Mons. Pegoraro: “L’ulivo non è un rito, ma impegno concreto per la pace”

Dalla simbologia dell'ulivo al mistero della tomba vuota: Monsignor Pegoraro ci guida verso una Pasqua di consapevolezza, dove la cura e la vita trionfano su ogni violenza.

S.E. Mons. Renzo Pegoraro. Foto Francesco Vitale. A sinistra foto Vatican News

In un tempo segnato da profonde incertezze e conflitti, Sua Eccellenza Mons. Renzo Pegoraro, Presidente della Pontificia Accademia per la Vita, invita a riscoprire il senso profondo della Settimana Santa. Attraverso una riflessione che scardina le logiche del potere e del successo, Mons. Pegoraro rilegge a Interris.it i simboli della Passione — dall’ulivo della pace alla pietra ribaltata del sepolcro — come strumenti di una necessaria “cultura della cura”. Un richiamo a non vivere la Pasqua come spettatori passivi, ma come testimoni di una speranza che sconfigge la morte e la violenza.

L’Intervista

Monsignore, la regalità di Gesù appare spesso in contrasto con le logiche di potere a cui siamo abituati. Qual è il vero senso del “Regno” che Cristo annuncia in questi giorni santi?

“È una dinamica da sempre presente nella storia, che ha coinvolto Gesù stesso. Egli si è mostrato preoccupato di chiarire quale fosse la vera natura del Regno di Dio. Non è una regalità proclamata nel fasto, ma annunciata sulla Croce. Gesù è colui che rompe la logica del mondo — quella ricerca di successo, potere e spettacolarità che aveva già vinto nelle tentazioni del deserto — per riaffermare il vero progetto di Dio. La sua è la grandezza di chi dà la vita per la salvezza del mondo, offrendo luce e speranza oltre la morte stessa”.

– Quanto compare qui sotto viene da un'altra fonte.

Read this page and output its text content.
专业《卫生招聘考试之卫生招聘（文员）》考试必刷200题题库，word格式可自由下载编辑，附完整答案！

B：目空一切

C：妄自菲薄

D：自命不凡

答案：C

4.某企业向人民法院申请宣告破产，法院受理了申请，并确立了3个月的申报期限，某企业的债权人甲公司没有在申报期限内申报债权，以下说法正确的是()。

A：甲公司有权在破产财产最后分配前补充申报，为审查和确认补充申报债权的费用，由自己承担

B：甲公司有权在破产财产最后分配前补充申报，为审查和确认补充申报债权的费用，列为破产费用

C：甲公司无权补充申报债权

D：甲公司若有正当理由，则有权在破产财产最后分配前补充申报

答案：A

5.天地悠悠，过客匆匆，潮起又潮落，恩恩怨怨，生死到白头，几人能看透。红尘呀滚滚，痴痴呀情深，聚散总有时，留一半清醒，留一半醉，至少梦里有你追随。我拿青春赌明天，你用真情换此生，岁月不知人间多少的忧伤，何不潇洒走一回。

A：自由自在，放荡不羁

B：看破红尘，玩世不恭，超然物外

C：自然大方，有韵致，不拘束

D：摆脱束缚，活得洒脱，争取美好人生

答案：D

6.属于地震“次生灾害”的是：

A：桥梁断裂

Il ramoscello d’ulivo è il simbolo cardine di questa settimana. Come possiamo evitare che resti una semplice tradizione e diventi, come lei spesso auspica presso la Pontificia Accademia per la Vita, un impegno per una “cultura della cura”?

“L’ulivo è un segno di vita, pace e riconciliazione. Richiama l’olio, che ha una doppia funzione: consola le ferite e fortifica le membra per affrontare le sfide. Tenere quel ramo nelle nostre case significa credere ancora nella speranza e impegnarsi a coltivare sentimenti di pace. Non è un amuleto, ma un punto di riferimento per mantenere viva una fede che sappia andare oltre le fatiche e le paure del mondo contemporaneo. È l’invito concreto a prendersi cura dell’altro”.

Molti fedeli rischiano di vivere la Pasqua quasi da “turisti” degli eventi liturgici. Quale atteggiamento spirituale suggerisce per essere, invece, veri testimoni?

“Dobbiamo prendere consapevolezza della sofferenza e del dolore. In questa Settimana Santa dobbiamo sentirci anche noi in cammino verso Gerusalemme, dove risiede il mistero della croce di questo mondo. Essere testimoni significa sentirsi uniti a questa esperienza di dolore, ma con la consapevolezza che siamo in salita verso la Risurrezione”.

C’è un’immagine o un passo biblico che dovremmo custodire nel cuore per vivere al meglio il Triduo Pasquale?

“Direi l’immagine del sepolcro aperto. Dobbiamo ricordare che l’ultima parola non è la croce, né la pietra sigillata. L’ultima parola è una pietra rotolata via e una tomba vuota. È il trionfo della vita sulla morte, di Cristo sul male e sulla violenza. È questa certezza che apre la strada a una speranza e a una vita senza fine”.